Ces deux éléments associés forment un isolateur, dont le fonctionnement est le suivant:

  • Le port 1 est celui connecté en sortie de l’émetteur dont il faut coupler l’émission avec celle d’un second émetteur vers l’antenne ;
  • Le port 2 est relié vers la cavité associée ;
  • Le port 3 est relié sur une charge 50 Ohms.

L’émission appliquée sur le port 1 est envoyée vers la cavité. Toute onde stationnaire causée par un désaccord de la cavité ou de l’antenne, et toute émission issue de l’autre émetteur connecté au coupleur, se retrouve redirigée vers le port 3 du circulateur et est absorbée par la charge 50 Ohms. L’émetteur relié au port 1 ne voit donc jamais de retour d’onde stationnaire, ce qui permet de ne pas détériorer son étage final d’amplification radio lors du réglage automatique de la cavité.
On remarquera par ailleurs les deux connecteurs SMB mâles sous le port 1 et le port 3. Ils fournissent respectivement un signal représentatif de la puissance directe et de celle réfléchie, ce qui sera très utile pour le traitement effectué par la carte électronique. Ces connecteurs supplémentaires sont une particularité du modèle de circulateur utilisé dans ce coupleur.

Cavités

Une cavité est un caisson métallique étanche d’un point de vue RF, équipé de deux connecteurs coaxiaux, dans laquelle est placé un élément mobile qui va perturber (ou favoriser, selon le point de vue) la propagation des ondes.
La diffusion des ondes à l’intérieur de la cavité, d’un connecteur coaxial à l’autre, est assurée par des boucles soudées sur chaque connecteur:



Cette boucle se comporte comme un court-circuit en continu ainsi qu’à des fréquences très basses, et comme un circuit ouvert en haute fréquence, à l’image d’une inductance montée en parallèle.

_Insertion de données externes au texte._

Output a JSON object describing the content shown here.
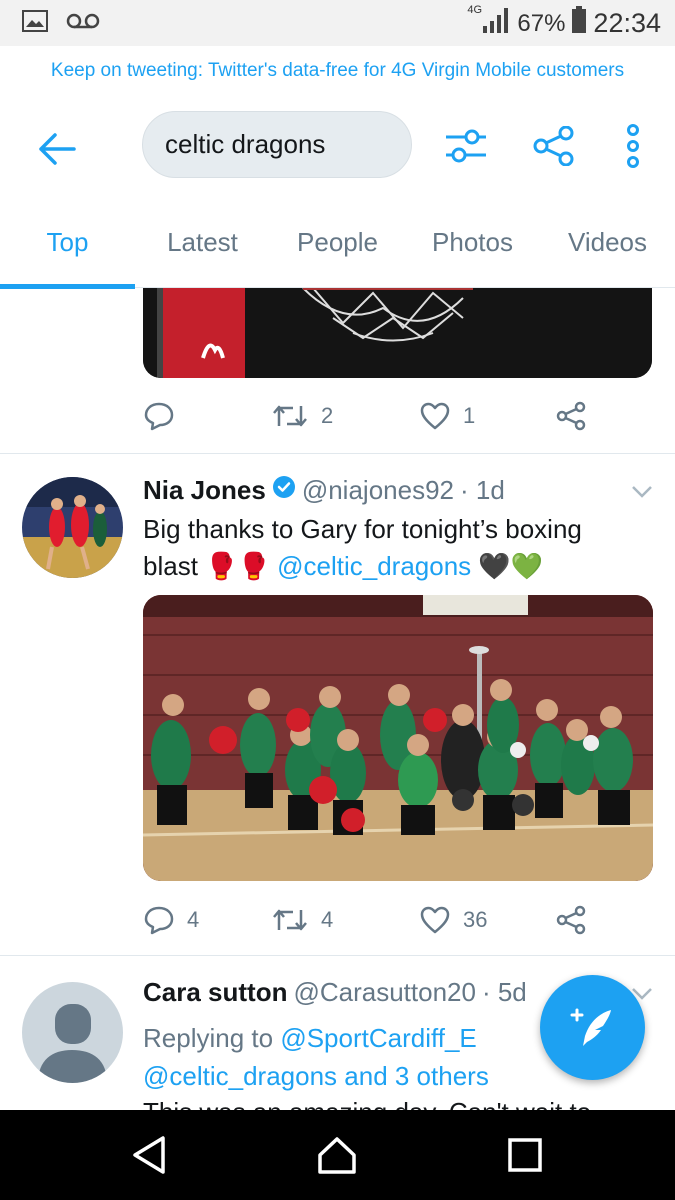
{
  "status_bar": {
    "network": "4G",
    "battery": "67%",
    "time": "22:34",
    "icons": [
      "image-icon",
      "voicemail-icon",
      "signal-icon",
      "battery-icon"
    ]
  },
  "promo": {
    "text": "Keep on tweeting: Twitter's data-free for 4G Virgin Mobile customers"
  },
  "header": {
    "search_value": "celtic dragons",
    "icons": [
      "back-arrow-icon",
      "filter-icon",
      "share-icon",
      "more-vertical-icon"
    ]
  },
  "tabs": [
    {
      "label": "Top",
      "active": true
    },
    {
      "label": "Latest",
      "active": false
    },
    {
      "label": "People",
      "active": false
    },
    {
      "label": "Photos",
      "active": false
    },
    {
      "label": "Videos",
      "active": false
    }
  ],
  "tweets": [
    {
      "replies": "",
      "retweets": "2",
      "likes": "1"
    },
    {
      "name": "Nia Jones",
      "handle": "@niajones92",
      "time": "· 1d",
      "verified": true,
      "text_before": "Big thanks to Gary for tonight’s boxing blast 🥊🥊 ",
      "mention": "@celtic_dragons",
      "text_after": " 🖤💚",
      "replies": "4",
      "retweets": "4",
      "likes": "36"
    },
    {
      "name": "Cara sutton",
      "handle": "@Carasutton20",
      "time": "· 5d",
      "reply_prefix": "Replying to ",
      "reply_to": "@SportCardiff_E",
      "reply_line2": "@celtic_dragons and 3 others",
      "text_cut": "This was an amazing day. Can't wait to"
    }
  ],
  "colors": {
    "accent": "#1da1f2",
    "muted": "#657786",
    "text": "#14171a"
  }
}
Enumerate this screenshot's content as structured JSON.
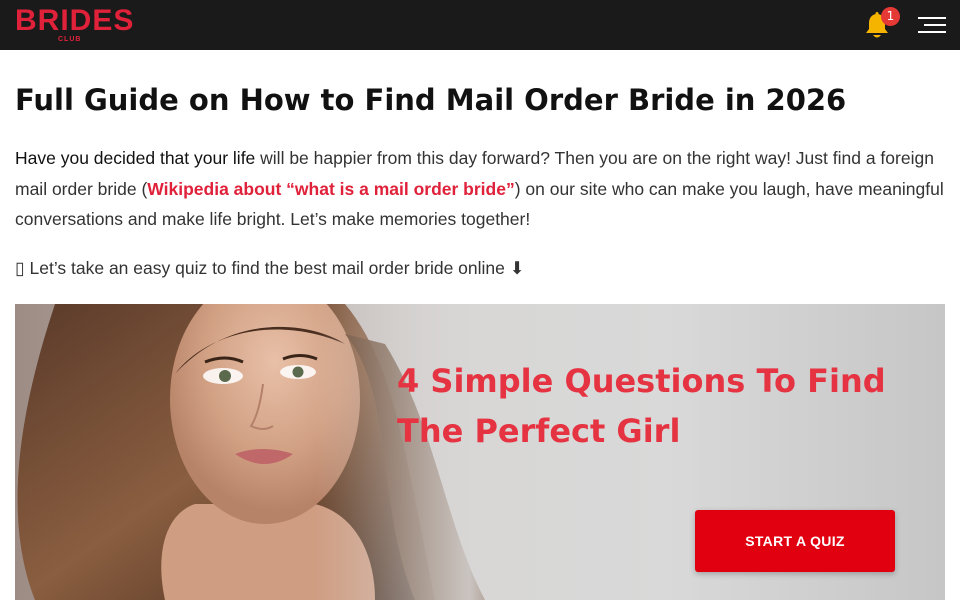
{
  "header": {
    "logo_text": "BRIDES",
    "logo_subtext": "CLUB",
    "notification_count": "1",
    "icons": [
      "bell-icon",
      "hamburger-menu-icon"
    ],
    "background_color": "#1a1a1a",
    "brand_color": "#e0213a"
  },
  "article": {
    "title": "Full Guide on How to Find Mail Order Bride in 2026",
    "intro_part1": "Have you decided that your life",
    "intro_part2": " will be happier from this day forward? Then you are on the right way! Just find a foreign mail order bride (",
    "intro_link": "Wikipedia about “what is a mail order bride”",
    "intro_part3": ") on our site who can make you laugh, have meaningful conversations and make life bright. Let’s make memories together!",
    "quiz_prompt_icon": "▯",
    "quiz_prompt": " Let’s take an easy quiz to find the best mail order bride online ⬇"
  },
  "banner": {
    "heading": "4 Simple Questions To Find The Perfect Girl",
    "button_label": "START A QUIZ",
    "heading_color": "#e53342",
    "button_color": "#e0000f"
  }
}
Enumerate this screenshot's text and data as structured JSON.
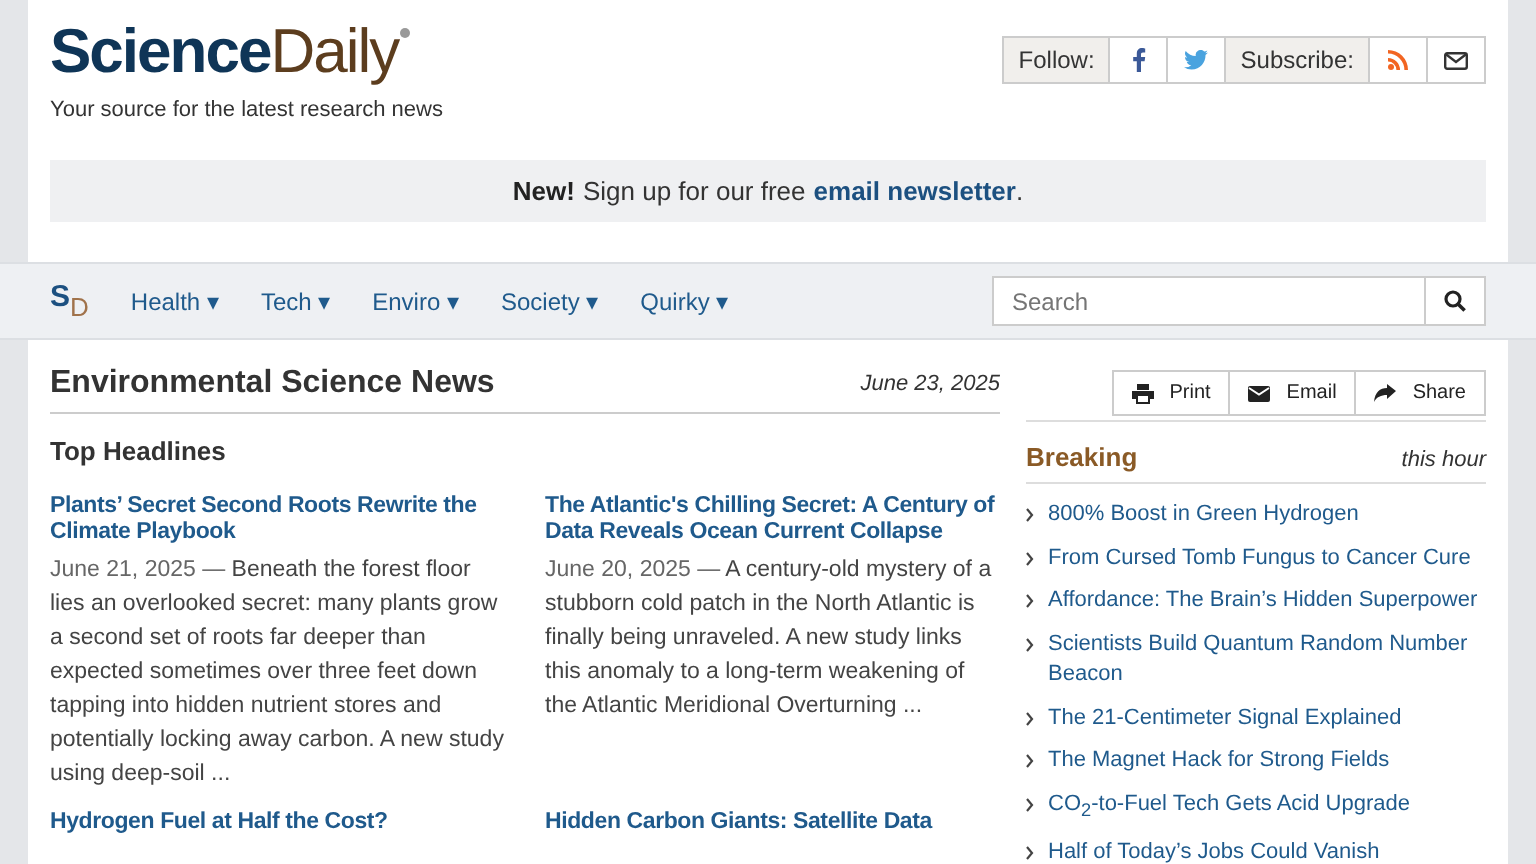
{
  "logo": {
    "part_1": "Science",
    "part_2": "Daily"
  },
  "tagline": "Your source for the latest research news",
  "social": {
    "follow_label": "Follow:",
    "subscribe_label": "Subscribe:"
  },
  "banner": {
    "lead": "New!",
    "text": "Sign up for our free",
    "link": "email newsletter",
    "end": "."
  },
  "nav": {
    "logo_s": "S",
    "logo_d": "D",
    "items": [
      "Health",
      "Tech",
      "Enviro",
      "Society",
      "Quirky"
    ],
    "caret": "▾"
  },
  "search": {
    "placeholder": "Search"
  },
  "section": {
    "title": "Environmental Science News",
    "date": "June 23, 2025"
  },
  "tools": [
    "Print",
    "Email",
    "Share"
  ],
  "top_headlines": {
    "title": "Top Headlines",
    "stories": [
      {
        "title": "Plants’ Secret Second Roots Rewrite the Climate Playbook",
        "date": "June 21, 2025",
        "separator": "—",
        "summary": "Beneath the forest floor lies an overlooked secret: many plants grow a second set of roots far deeper than expected sometimes over three feet down tapping into hidden nutrient stores and potentially locking away carbon. A new study using deep-soil ..."
      },
      {
        "title": "The Atlantic's Chilling Secret: A Century of Data Reveals Ocean Current Collapse",
        "date": "June 20, 2025",
        "separator": "—",
        "summary": "A century-old mystery of a stubborn cold patch in the North Atlantic is finally being unraveled. A new study links this anomaly to a long-term weakening of the Atlantic Meridional Overturning ..."
      },
      {
        "title": "Hydrogen Fuel at Half the Cost?"
      },
      {
        "title": "Hidden Carbon Giants: Satellite Data"
      }
    ]
  },
  "breaking": {
    "title": "Breaking",
    "when": "this hour",
    "items": [
      "800% Boost in Green Hydrogen",
      "From Cursed Tomb Fungus to Cancer Cure",
      "Affordance: The Brain’s Hidden Superpower",
      "Scientists Build Quantum Random Number Beacon",
      "The 21-Centimeter Signal Explained",
      "The Magnet Hack for Strong Fields",
      "CO$_{2}$-to-Fuel Tech Gets Acid Upgrade",
      "Half of Today’s Jobs Could Vanish"
    ]
  }
}
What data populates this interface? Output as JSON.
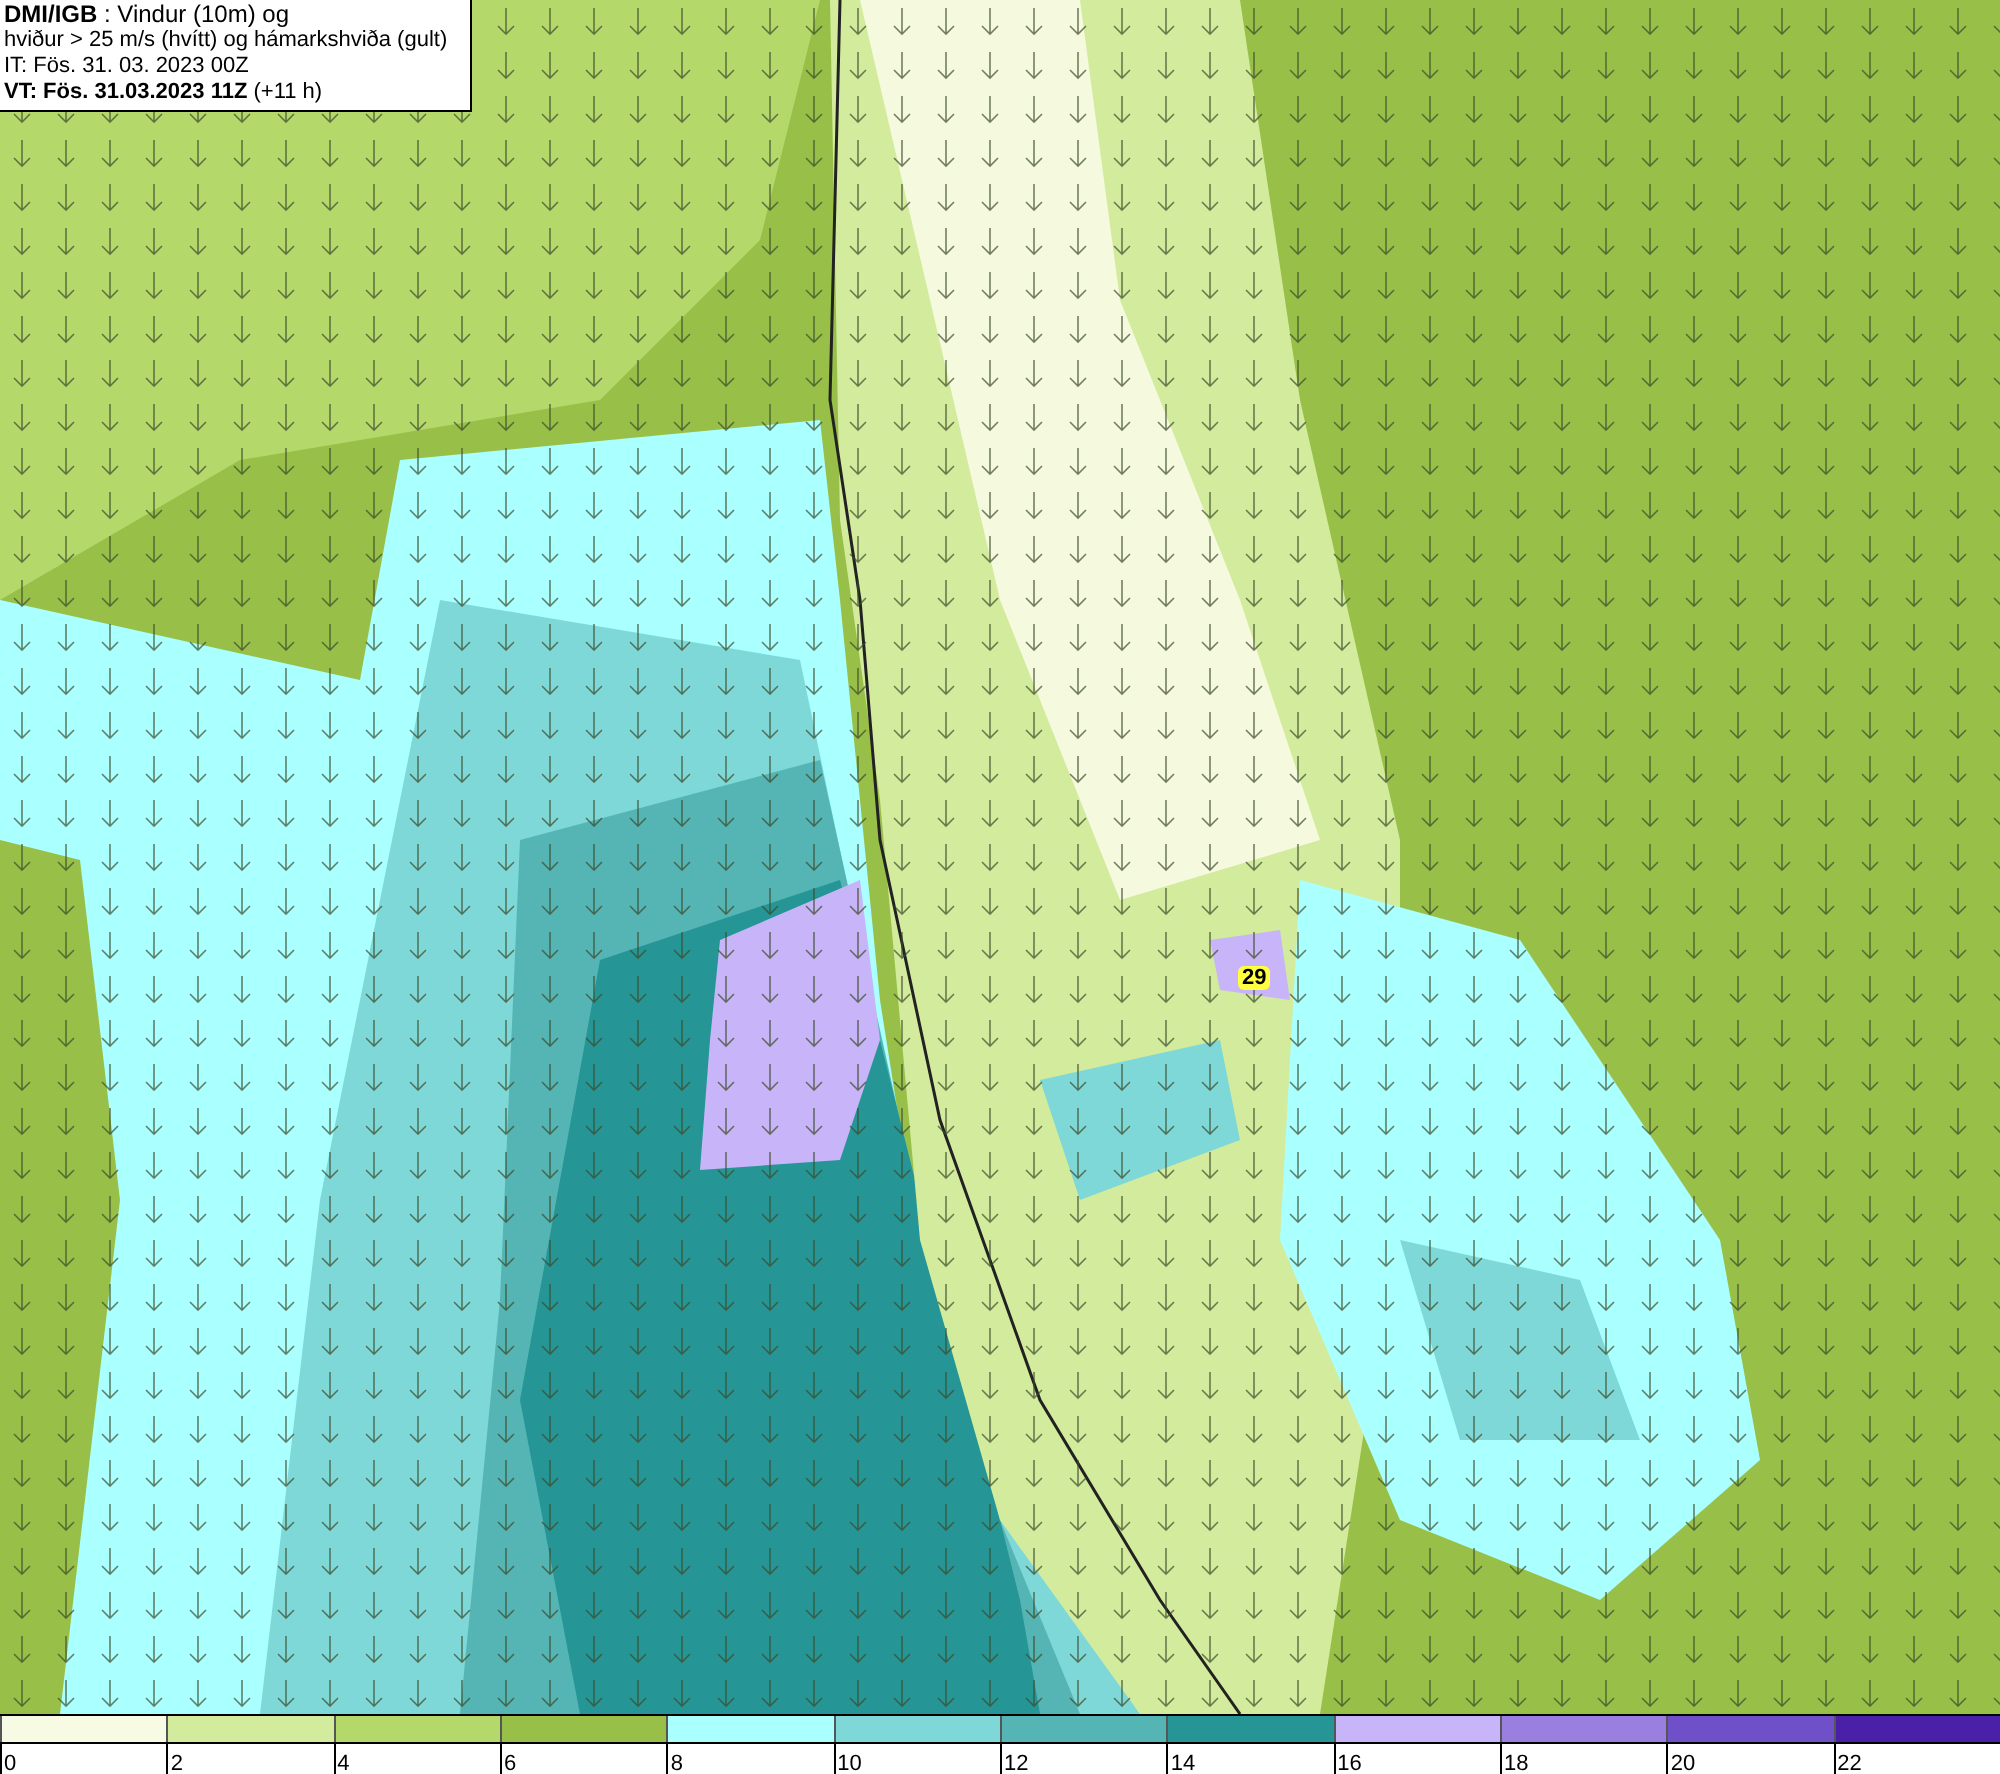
{
  "header": {
    "lines": [
      "**DMI/IGB** : Vindur (10m) og",
      "hviður > 25 m/s (hvítt) og hámarkshviða (gult)",
      "IT: Fös. 31. 03. 2023 00Z",
      "**VT: Fös. 31.03.2023 11Z** (+11 h)"
    ]
  },
  "map": {
    "gust_labels": [
      {
        "text": "29"
      }
    ]
  },
  "legend": {
    "bins": [
      {
        "color": "#f8fbe4"
      },
      {
        "color": "#d3eb9c"
      },
      {
        "color": "#b5d86b"
      },
      {
        "color": "#98c048"
      },
      {
        "color": "#aaffff"
      },
      {
        "color": "#7fd8d8"
      },
      {
        "color": "#55b5b5"
      },
      {
        "color": "#259595"
      },
      {
        "color": "#c8b4f8"
      },
      {
        "color": "#9a7ee0"
      },
      {
        "color": "#7050c8"
      },
      {
        "color": "#4a20a8"
      }
    ],
    "labels": [
      "0",
      "2",
      "4",
      "6",
      "8",
      "10",
      "12",
      "14",
      "16",
      "18",
      "20",
      "22"
    ]
  }
}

Tube quart d’onde de longueur réglable:

Son axe est creux et fileté à l’intérieur, dans lequel vient se loger une vis sans fin dont la rotation est automatisée grâce au moteur pas-à-pas
Pour que la cavité ne laisse passer qu’une plage de fréquences précise d’un connecteur à l’autre, il faut que la longueur du tube soit égale au quart d’onde de la fréquence de l’émetteur.
Ici encore, la description du fonctionnement est plus que simplifiée. Il s’agit par la suite de comprendre le principe de fonctionnement et non de réaliser une cavité en partant de zéro. Votre moteur de recherche favori se fera un plaisir de combler les lacunes 🙂

Vue de partielle de l’intérieur d’une cavité:

Couplage final

On voit une ouverture commune entre les deux cavités, dans laquelle se loge le connecteur central relié à deux boucles, allant chacune vers l’intérieur des cavités. C’est sur ce connecteur coaxial que sera connectée la liaison coaxiale vers l’antenne. Je ne parle pas de la connexion vers l’antenne elle-même, car il manque d’autres éléments permettant au final de relier aussi la partie réception sur cette même antenne, sans être perturbée par les émissions.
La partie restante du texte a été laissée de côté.